Pozdrawiam wszystkich!
Soszki, ja też mam bagaż... :wink: Jak to mówią w reklamie "A może 30-stka, po niej możesz się spodziewać więcej niż po innych..." :lol: :lol:
-
Hej wszystkim, u których waga stoi jak zaklęta. :P
I znów się dzis ważyłam. Jakby pół kilo wiecej :!: :?: No, chyba jednak podłoga nierówna...
Gdybym nie wiedziała od Was, że jest to normalne, to w ogóle przestałabym jeść. A tak jestem prawie spokojna.
Pozdrawiam kobiety w "pewnym" wieku :D
-
No i po prawie miesiacu dietkowania dopadlo mnie ;/
Niby wszystko ok, diete trzymam solidnie bardzo, zadnego podjadania, zadnych zlych rzeczy typu slodycze, biale chlebki itp, a jednak cos sie tak. Cwicze sobie nawet ;). Wbilam sie nawet juz w studniowkowa kreacje sprzed 4 lat i nawet jest delikatnie luzniejsza nic na studiowce a ja mam zly humor ! Nie wiem czy to brak cierpliwosci czy inne glupstwa.
Ale jak patrze na wielkie połacie (bo jak to inaczej nazwac?) cellulitu na mnie to normalnie padam. Nie wiedzialam, ze jest az tak zle :| Kto mi doradzi jakas niedroga recepture na pozbycie sie tego swinstwa ?

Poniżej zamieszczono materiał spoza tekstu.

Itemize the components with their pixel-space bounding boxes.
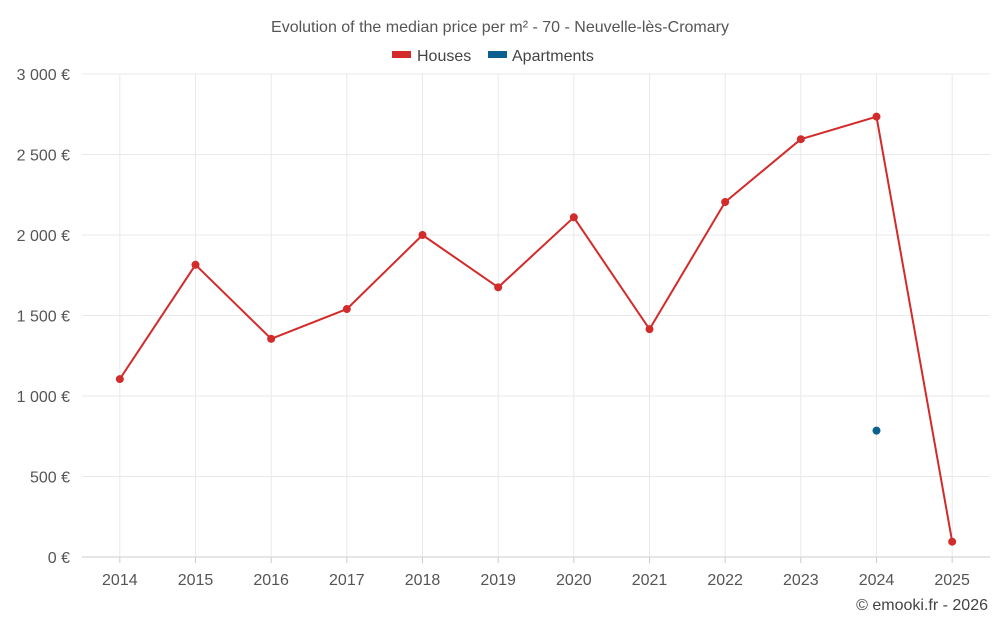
data-point-houses-2021[interactable] — [645, 325, 654, 334]
x-tick-label: 2017 — [329, 572, 365, 589]
y-tick-label: 2 500 € — [17, 148, 70, 165]
y-tick-label: 2 000 € — [17, 228, 70, 245]
x-tick-label: 2014 — [102, 572, 138, 589]
legend-label-houses[interactable]: Houses — [417, 48, 471, 65]
x-tick-label: 2024 — [859, 572, 895, 589]
x-tick-label: 2018 — [405, 572, 441, 589]
chart-title: Evolution of the median price per m² - 7… — [271, 19, 729, 36]
x-tick-label: 2015 — [178, 572, 214, 589]
x-tick-label: 2022 — [707, 572, 743, 589]
data-point-houses-2020[interactable] — [569, 213, 578, 222]
x-tick-label: 2019 — [480, 572, 516, 589]
y-tick-label: 1 000 € — [17, 389, 70, 406]
series-layer — [115, 112, 957, 546]
data-point-houses-2018[interactable] — [418, 231, 427, 239]
credit-text: © emooki.fr - 2026 — [856, 597, 988, 614]
data-point-houses-2019[interactable] — [494, 283, 503, 292]
y-tick-label: 0 € — [48, 550, 70, 567]
series-line-houses — [118, 115, 954, 542]
y-tick-label: 500 € — [30, 470, 70, 487]
legend-swatch-apartments[interactable] — [488, 51, 507, 58]
data-point-houses-2015[interactable] — [191, 260, 200, 269]
data-point-houses-2023[interactable] — [796, 135, 805, 144]
data-point-houses-2017[interactable] — [342, 305, 351, 314]
x-tick-label: 2016 — [253, 572, 289, 589]
data-point-houses-2025[interactable] — [948, 537, 957, 546]
y-axis: 0 € 500 € 1 000 € 1 500 € 2 000 € 2 500 € 3 00… — [17, 67, 70, 567]
data-point-apartments-2024[interactable] — [872, 426, 881, 435]
data-point-houses-2024[interactable] — [872, 112, 881, 121]
legend-swatch-houses[interactable] — [392, 51, 411, 58]
x-tick-label: 2025 — [934, 572, 970, 589]
legend: Houses Apartments — [392, 48, 594, 65]
x-tick-label: 2021 — [632, 572, 668, 589]
y-tick-label: 1 500 € — [17, 309, 70, 326]
x-tick-label: 2020 — [556, 572, 592, 589]
grid — [82, 73, 990, 558]
data-point-houses-2016[interactable] — [267, 334, 276, 343]
y-tick-label: 3 000 € — [17, 67, 70, 84]
data-point-houses-2014[interactable] — [115, 375, 124, 384]
data-point-houses-2022[interactable] — [721, 197, 730, 206]
legend-label-apartments[interactable]: Apartments — [512, 48, 594, 65]
x-axis: 2014 2015 2016 2017 2018 2019 2020 2021 2022 2023… — [102, 557, 970, 589]
x-tick-label: 2023 — [783, 572, 819, 589]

I jakies cwiczonka na zmniejszenie tylka ... :/
Sorry za solidny OT.
(pomocy)
-
Hello!
Co tam słychować ;) Ale jestem zmęczona :? 5kółek na stadionie po 400m, szkoła, a po południu wyskoczyłam na rowerek... Może z jakieś 20km pokonałam... Pogoda jest cudna... A jutro i niedzielę ma być ok.25 stopni :D Ahh... Jutro pójdę się zważyć, ciekawe czy coś ubyło..hm... wiem jedno spodnie mi z tyłka zjeżdzają :!: :lol: Więc jest dobrze...Hihihi
sshanon jeśli chodzi o cellulitis to sporo jest o jego zwalcznaniu na forum no i przede wszystkim poszukaj w wyszukiwarce. Aaa i zajrzyj też na www.sfd.pl Z pewnością znajdziesz coś ciekawego.
Pozdrawiam =]
-
Witam:)Pogoda cudna, dietka nawet nie daje się tak strasznie we znaki,ogólnie super...ale tak właściwie to chciałam się pochwalić, że moja waga pokazała o 2kg mniej niż ostatnio(czyli jakieś 2-3 tyg temu) :D Bardzo mnie to podniosło na duchu no i mobilizacja wieksza :) Mam tylko jedno zmartwienie :? Pod koniec czerwca wyjeżdżam z dzieciakami nad morze na kolonię w charakterze wychowawcy no i tu zaczynają się schody.... :( Otóż tam są 4 posiłki dziennie i starsznie się boję, że będę miała straswzne jojo :cry: Bo liczyć kalorii tam nie dam rady,posiłków sama przygotowywać nie mogę, a zamierzam być na diecie tysiąca kalorii aż do wyjazdu, żeby te swoje upragnione 52 kg osiągnąć :? Co radzicie :?: Może na przykład zjadać tylko 2 posiłki dziennie :?: Ale tak przecież też nie można... :?
-
Gratuluję Wam sukcesów.:)
Ja na swoje muszę jeszcze poczekać.;) Trochę siadłam na laurach...
Origa!
A nie możesz po prostu nie jeść wszystkiego co podadzą Ci na talerzu?
-
Pewnie będę musiała spróbować :) Miałam taki plan,żeby jeść tylko śniadanie i drugie danie z obiadu,...no czasem podwieczorek :) Ale to chyba nie jest najlepszy pomysł, a poza tym same wiecie jakie jest jedzenie na koloniach...dużo i smacznie, a wychowawcy dostają większe porcje :D ...oj , ciężko będzie się oprzeć pokusie :? Ale w końcu ileż można przytyć przez 3 tyg :?: Najwyżej potem znów na dietkę, bo w sierpniu czeka mnie jeszcze jedna kolonia :lol:
-
Na pewno będziesz miała dużo ruchu, więc od kolonijnego jedzenia nie powinnaś utyć. Byle nie dokupować nic w pobliskim sklepiku :wink:
-
Potwierdzam: od kolonijnego jedzenia (i przy kolonijnym, czyli ruchliwym trybie życia) nie da się utyć :) Zawsze możesz zostawić coś na talerzu, prawda? A dwa posiłki dziennie to chyba nie jest dobre rozwiązanie.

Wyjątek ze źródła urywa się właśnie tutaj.